We are talking here about episodic (occasional) events where some sort of ‘rage’ behaviour occurs in otherwise well-behaved springer spaniels or other dogs. Symptoms might be any or all of:
- Sudden aggression that happens without warning.
- Aggressive behaviour in the absence of other dogs.
- Snarling, growling, attack posture.
- Changes to the eyes (temporary).
This usually happens when there are no obvious external triggers (though there may be exceptions), and the episode stops suddenly. Springer spaniels appear to suffer no after effects, or ill-effects. Their behaviour reverts to normal after the event, which typically lasts a few minutes.

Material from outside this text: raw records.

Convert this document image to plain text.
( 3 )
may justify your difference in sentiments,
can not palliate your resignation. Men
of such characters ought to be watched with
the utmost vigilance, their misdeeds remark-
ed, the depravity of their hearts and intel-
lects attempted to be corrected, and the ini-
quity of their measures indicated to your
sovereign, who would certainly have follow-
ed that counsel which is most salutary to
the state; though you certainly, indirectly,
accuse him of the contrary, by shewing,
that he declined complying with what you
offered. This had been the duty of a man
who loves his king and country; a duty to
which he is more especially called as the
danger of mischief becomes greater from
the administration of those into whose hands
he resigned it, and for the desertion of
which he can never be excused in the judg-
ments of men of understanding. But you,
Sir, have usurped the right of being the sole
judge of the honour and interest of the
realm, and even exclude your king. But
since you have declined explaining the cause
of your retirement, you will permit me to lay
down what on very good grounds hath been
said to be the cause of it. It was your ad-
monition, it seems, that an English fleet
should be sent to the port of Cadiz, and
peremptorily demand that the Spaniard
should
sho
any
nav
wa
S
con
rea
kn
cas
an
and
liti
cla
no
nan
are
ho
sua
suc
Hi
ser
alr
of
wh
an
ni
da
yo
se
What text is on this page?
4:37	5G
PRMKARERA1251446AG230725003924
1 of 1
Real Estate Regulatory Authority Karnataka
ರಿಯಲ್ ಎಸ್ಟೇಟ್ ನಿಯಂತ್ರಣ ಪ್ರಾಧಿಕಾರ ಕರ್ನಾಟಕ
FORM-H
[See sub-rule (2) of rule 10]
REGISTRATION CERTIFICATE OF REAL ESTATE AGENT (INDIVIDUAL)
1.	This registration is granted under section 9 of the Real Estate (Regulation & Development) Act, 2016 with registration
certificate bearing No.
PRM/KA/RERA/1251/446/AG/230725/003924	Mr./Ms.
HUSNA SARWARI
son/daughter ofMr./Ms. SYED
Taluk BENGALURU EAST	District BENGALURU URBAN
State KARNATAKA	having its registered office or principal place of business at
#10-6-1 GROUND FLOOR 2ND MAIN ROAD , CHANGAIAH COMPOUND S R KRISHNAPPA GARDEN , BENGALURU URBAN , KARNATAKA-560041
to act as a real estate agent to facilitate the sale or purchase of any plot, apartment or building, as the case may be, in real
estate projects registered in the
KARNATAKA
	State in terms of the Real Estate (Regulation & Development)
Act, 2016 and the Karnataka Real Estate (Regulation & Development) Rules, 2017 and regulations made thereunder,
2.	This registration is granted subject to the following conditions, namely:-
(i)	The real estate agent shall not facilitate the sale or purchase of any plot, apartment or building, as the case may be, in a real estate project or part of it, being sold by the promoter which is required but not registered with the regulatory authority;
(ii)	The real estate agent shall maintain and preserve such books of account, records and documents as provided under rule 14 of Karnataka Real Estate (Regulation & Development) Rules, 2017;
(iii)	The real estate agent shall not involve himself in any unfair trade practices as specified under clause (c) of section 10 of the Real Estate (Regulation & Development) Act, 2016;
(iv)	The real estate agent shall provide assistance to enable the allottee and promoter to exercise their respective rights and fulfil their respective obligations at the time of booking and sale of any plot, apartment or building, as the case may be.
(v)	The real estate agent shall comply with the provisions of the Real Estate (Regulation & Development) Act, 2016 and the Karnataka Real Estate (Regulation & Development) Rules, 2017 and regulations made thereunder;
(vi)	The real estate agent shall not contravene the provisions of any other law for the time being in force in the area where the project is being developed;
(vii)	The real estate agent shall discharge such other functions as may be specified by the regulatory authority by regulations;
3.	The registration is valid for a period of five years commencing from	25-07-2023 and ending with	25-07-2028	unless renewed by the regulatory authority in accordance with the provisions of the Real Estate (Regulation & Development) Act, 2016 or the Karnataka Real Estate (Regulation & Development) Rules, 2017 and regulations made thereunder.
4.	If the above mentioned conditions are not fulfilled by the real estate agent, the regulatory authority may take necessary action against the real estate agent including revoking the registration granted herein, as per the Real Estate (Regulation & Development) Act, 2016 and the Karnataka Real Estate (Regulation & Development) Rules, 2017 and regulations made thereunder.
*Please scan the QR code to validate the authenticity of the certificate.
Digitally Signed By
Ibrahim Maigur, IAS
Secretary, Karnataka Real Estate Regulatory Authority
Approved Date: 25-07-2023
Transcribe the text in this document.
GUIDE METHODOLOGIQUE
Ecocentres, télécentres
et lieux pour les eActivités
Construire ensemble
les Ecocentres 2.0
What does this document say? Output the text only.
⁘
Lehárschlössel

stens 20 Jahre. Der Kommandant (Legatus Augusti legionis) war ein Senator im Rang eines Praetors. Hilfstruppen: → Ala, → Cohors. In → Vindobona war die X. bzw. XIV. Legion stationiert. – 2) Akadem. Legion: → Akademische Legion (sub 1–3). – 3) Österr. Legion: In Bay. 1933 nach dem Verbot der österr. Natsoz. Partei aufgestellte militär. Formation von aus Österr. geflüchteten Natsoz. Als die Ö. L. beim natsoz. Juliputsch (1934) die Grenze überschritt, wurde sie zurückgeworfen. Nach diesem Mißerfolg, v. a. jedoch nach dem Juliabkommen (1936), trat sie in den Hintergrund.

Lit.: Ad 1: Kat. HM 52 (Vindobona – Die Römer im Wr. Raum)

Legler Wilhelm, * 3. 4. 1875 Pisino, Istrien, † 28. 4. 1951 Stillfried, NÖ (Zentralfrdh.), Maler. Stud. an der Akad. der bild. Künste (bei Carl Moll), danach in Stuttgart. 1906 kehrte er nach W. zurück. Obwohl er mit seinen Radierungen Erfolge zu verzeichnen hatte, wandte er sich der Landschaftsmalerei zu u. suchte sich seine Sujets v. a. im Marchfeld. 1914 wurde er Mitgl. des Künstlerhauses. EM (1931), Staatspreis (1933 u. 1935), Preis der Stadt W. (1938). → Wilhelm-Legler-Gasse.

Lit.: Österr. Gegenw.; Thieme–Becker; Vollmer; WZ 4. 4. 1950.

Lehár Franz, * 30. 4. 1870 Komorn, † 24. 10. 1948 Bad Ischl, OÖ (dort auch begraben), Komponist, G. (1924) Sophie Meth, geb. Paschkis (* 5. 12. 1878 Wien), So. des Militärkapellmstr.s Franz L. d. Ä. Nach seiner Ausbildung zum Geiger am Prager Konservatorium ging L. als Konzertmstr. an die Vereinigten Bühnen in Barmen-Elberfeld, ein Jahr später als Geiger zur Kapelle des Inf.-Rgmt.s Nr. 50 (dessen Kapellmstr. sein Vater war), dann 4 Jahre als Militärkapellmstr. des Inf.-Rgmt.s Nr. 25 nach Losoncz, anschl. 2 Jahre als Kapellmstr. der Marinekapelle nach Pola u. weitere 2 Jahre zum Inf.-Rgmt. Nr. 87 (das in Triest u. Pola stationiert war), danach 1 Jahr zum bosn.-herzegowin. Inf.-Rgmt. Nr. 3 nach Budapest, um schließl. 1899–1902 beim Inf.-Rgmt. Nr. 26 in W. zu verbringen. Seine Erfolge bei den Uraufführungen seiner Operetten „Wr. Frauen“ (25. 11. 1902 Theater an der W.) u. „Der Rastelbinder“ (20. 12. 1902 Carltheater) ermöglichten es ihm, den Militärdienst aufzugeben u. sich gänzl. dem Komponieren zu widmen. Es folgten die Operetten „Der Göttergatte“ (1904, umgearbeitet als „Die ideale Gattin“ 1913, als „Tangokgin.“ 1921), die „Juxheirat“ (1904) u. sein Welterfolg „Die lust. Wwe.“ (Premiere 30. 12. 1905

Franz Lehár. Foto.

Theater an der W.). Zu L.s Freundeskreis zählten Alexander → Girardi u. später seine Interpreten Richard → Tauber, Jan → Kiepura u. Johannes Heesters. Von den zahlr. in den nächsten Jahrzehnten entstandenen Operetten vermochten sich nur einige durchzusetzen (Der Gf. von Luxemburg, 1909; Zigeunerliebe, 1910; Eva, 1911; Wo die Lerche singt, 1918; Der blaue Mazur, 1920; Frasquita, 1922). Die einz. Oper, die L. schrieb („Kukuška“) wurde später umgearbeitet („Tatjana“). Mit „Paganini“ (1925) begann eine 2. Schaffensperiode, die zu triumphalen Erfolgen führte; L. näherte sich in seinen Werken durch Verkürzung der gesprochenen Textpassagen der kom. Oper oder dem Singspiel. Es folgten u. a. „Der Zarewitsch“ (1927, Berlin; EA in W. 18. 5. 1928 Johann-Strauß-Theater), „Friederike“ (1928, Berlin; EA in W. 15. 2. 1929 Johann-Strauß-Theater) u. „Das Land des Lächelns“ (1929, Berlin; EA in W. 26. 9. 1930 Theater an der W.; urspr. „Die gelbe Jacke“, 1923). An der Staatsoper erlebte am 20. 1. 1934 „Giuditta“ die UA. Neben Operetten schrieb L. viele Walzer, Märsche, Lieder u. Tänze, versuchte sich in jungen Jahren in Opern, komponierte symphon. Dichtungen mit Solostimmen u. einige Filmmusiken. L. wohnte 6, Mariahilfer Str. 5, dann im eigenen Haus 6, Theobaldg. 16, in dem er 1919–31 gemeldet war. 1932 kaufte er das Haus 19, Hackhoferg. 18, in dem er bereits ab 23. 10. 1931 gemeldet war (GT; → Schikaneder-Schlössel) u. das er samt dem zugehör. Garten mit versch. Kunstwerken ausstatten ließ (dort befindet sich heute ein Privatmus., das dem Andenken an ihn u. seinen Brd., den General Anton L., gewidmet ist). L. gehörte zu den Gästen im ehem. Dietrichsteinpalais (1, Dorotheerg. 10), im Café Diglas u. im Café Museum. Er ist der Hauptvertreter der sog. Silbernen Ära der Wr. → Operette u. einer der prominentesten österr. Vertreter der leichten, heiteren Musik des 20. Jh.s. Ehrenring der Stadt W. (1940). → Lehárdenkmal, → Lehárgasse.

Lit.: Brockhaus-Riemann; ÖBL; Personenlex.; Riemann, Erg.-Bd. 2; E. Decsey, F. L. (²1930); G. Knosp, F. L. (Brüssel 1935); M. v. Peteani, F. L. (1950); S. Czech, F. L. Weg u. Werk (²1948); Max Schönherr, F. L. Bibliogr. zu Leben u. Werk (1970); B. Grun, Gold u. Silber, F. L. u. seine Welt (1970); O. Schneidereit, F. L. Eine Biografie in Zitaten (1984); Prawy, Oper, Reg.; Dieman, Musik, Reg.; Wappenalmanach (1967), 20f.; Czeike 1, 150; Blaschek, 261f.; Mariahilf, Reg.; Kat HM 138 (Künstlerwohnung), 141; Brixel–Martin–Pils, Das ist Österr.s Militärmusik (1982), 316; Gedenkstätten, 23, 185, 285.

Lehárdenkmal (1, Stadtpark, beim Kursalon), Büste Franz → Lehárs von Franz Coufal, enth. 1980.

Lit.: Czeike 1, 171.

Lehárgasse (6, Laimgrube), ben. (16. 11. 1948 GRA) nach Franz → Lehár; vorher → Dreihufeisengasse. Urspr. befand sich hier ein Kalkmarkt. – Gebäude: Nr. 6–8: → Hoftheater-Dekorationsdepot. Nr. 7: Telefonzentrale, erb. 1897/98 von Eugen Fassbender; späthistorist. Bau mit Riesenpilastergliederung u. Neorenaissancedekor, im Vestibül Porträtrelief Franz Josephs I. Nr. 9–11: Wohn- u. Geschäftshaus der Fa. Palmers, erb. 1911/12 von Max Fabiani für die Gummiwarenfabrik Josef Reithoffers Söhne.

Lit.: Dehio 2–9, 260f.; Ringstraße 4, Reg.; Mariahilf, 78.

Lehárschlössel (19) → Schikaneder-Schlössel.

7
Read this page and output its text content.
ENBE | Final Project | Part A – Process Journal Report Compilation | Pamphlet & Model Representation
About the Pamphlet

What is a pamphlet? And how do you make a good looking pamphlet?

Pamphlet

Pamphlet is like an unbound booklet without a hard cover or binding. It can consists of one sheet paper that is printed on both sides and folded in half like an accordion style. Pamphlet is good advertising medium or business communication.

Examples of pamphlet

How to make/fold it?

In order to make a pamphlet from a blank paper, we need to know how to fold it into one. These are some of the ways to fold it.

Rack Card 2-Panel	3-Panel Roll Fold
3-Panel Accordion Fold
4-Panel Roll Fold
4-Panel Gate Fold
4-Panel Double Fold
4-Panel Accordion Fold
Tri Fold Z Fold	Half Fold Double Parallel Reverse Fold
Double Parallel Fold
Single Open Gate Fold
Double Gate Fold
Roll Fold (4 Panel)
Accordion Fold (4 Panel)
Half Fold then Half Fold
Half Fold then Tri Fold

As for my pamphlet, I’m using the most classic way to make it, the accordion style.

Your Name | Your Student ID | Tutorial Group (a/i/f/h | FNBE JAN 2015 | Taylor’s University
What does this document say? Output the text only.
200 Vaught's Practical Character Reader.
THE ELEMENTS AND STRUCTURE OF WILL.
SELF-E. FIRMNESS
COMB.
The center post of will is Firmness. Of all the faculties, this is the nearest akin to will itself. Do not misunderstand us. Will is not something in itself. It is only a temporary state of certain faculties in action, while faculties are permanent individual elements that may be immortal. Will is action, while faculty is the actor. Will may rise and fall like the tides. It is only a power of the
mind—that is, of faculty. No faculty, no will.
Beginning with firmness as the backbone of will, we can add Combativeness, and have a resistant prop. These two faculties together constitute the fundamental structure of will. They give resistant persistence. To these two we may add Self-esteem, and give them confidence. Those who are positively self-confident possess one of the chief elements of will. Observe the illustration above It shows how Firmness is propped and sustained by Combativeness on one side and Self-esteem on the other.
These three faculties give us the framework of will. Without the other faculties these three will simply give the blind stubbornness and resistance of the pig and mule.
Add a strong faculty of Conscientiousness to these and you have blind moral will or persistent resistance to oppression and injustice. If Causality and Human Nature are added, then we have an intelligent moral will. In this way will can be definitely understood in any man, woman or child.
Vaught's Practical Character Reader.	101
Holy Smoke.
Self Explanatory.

The fact is that any biological organism is subject to disrupted behaviour, and higher mammals (which includes dogs), are included. The more complex the brain, then the more disorders it can be subject to. For the purposes of this discussion, springer spaniels brains (and dog brains in general) are broadly equivalent to ours, and any brain disorders to which we humans are subject are broadly presented in dogs – and therefore springer spaniels.
On balance, expert opinion is that ‘rage syndrome’ in springer spaniels (and other dogs) is caused by an epileptic fit. It is quite rare – typically, only 4 in 10,000 dogs are subject to these fits.
If you suspect that your springer may have this condition, keep the springer away from any children, then get expert advice. Diagnosis requires expert input, and there is evidence that springer spaniels are slightly more pre-disposed to this conditions than dogs in general, though suspect bloodlines are being terminated. In English springer spaniels, the condition is limited to the ‘show’ (US ‘bench’) bloodlines. It is not present in the field line of the breed.
In Welsh springers, the incidence is no different to that in all dogs, but Cocker spaniels have a slightly higher incidence than average.
Treatment for springer spaniels rage (and dog rage) is possible following accurate diagnosis.
If you decide to take the dog to a springer spaniels rescue center, then be sure to tell them that you suspect the dog of having the condition, so that the staff are not endangered.